1949 novel by Noel Streatfeild

The Painted Garden is a children's novel by British author Noel Streatfeild. It was first published in serial form in 1948, and as a book (subtitled The Story of a Holiday in Hollywood) in 1949. The abridged US edition was entitled Movie Shoes. The novel is now out of print, the most recent publication being the 2000 Collins paperback.

==Plot summary==
Crabby Jane Winter is furious when her family plans to spend the winter in California, leaving her dog in London. However, her father really needs a holiday to get over his writer's block. In California, Jane meets a movie producer who realises that her disposition makes her perfect to play Mary in a film version of The Secret Garden.
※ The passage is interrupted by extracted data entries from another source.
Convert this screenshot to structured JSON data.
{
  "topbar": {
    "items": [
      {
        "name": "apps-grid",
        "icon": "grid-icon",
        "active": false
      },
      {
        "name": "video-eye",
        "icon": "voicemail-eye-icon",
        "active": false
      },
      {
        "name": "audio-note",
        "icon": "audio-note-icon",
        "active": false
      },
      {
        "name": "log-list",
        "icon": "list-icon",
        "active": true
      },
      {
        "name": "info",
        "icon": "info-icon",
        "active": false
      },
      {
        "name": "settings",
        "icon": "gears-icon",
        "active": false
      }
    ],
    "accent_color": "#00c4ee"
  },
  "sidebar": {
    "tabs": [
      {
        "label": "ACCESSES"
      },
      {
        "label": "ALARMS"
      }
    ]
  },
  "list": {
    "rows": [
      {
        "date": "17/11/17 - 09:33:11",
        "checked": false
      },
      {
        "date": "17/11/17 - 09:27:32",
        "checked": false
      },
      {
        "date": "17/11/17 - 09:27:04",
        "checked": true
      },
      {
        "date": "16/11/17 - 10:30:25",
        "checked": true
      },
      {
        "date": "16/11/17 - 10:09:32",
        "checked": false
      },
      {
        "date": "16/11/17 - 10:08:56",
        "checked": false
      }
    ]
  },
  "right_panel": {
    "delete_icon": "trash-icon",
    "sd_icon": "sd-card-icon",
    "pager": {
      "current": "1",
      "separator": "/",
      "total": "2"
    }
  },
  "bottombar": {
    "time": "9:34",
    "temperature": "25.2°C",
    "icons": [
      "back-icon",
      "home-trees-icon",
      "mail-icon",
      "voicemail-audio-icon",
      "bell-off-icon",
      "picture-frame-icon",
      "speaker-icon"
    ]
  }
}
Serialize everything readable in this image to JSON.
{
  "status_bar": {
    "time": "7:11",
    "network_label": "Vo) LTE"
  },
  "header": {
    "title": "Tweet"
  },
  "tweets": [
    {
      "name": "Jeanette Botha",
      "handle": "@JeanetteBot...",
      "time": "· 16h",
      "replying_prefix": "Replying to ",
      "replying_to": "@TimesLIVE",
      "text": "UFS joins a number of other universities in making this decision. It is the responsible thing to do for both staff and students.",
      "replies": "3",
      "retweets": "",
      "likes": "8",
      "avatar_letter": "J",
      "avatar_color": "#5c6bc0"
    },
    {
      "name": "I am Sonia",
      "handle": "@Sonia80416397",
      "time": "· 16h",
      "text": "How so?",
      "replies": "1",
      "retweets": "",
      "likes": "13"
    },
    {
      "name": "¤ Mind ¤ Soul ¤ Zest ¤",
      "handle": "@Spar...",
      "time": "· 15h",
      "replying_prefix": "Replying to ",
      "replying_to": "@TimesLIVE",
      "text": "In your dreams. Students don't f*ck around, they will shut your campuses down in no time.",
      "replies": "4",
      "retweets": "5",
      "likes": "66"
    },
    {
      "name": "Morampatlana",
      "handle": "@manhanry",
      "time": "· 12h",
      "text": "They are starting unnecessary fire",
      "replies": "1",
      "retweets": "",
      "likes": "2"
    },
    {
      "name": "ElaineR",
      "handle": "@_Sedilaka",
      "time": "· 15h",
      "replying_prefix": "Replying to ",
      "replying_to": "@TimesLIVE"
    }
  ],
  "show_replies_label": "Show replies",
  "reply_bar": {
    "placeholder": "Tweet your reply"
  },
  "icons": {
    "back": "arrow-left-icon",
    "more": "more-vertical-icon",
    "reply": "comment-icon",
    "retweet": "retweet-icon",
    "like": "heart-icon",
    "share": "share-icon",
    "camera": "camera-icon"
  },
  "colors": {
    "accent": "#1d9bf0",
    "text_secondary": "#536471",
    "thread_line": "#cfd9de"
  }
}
The novel shows the process of filmmaking from a child actor's perspective.
The novel also involves Jane's siblings: Rachel the budding ballerina and Tim the promising pianist, who have their own adventures in California. But the plain and unnoticed Jane is the one who makes it to fame.

==Background==
Noel Streatfeild visited America in 1947, travelling by sea to New York, then overland to California, as the Winters did in the novel. She visited film studios in Hollywood, and spent several weeks observing the making of The Secret Garden, paying particular attention to the child stars Margaret O'Brien, Dean Stockwell and Brian Roper.

==Publication history==
The novel first appeared in 1948 in Collins Magazine for Boys & Girls, with illustrations by Marcia Lane Foster, and the serial was republished in Collins Magazine Annual for Boys & Girls in 1953. The novel was published as a hardback book in 1949, illustrated by Ley Kenyon. An abridged version illustrated by Susanne Suba was published in the US by Random House also in 1949, under the title Movie Shoes. The first UK paperback edition was published in 1961, somewhat revised and with illustrations by Shirley Hughes.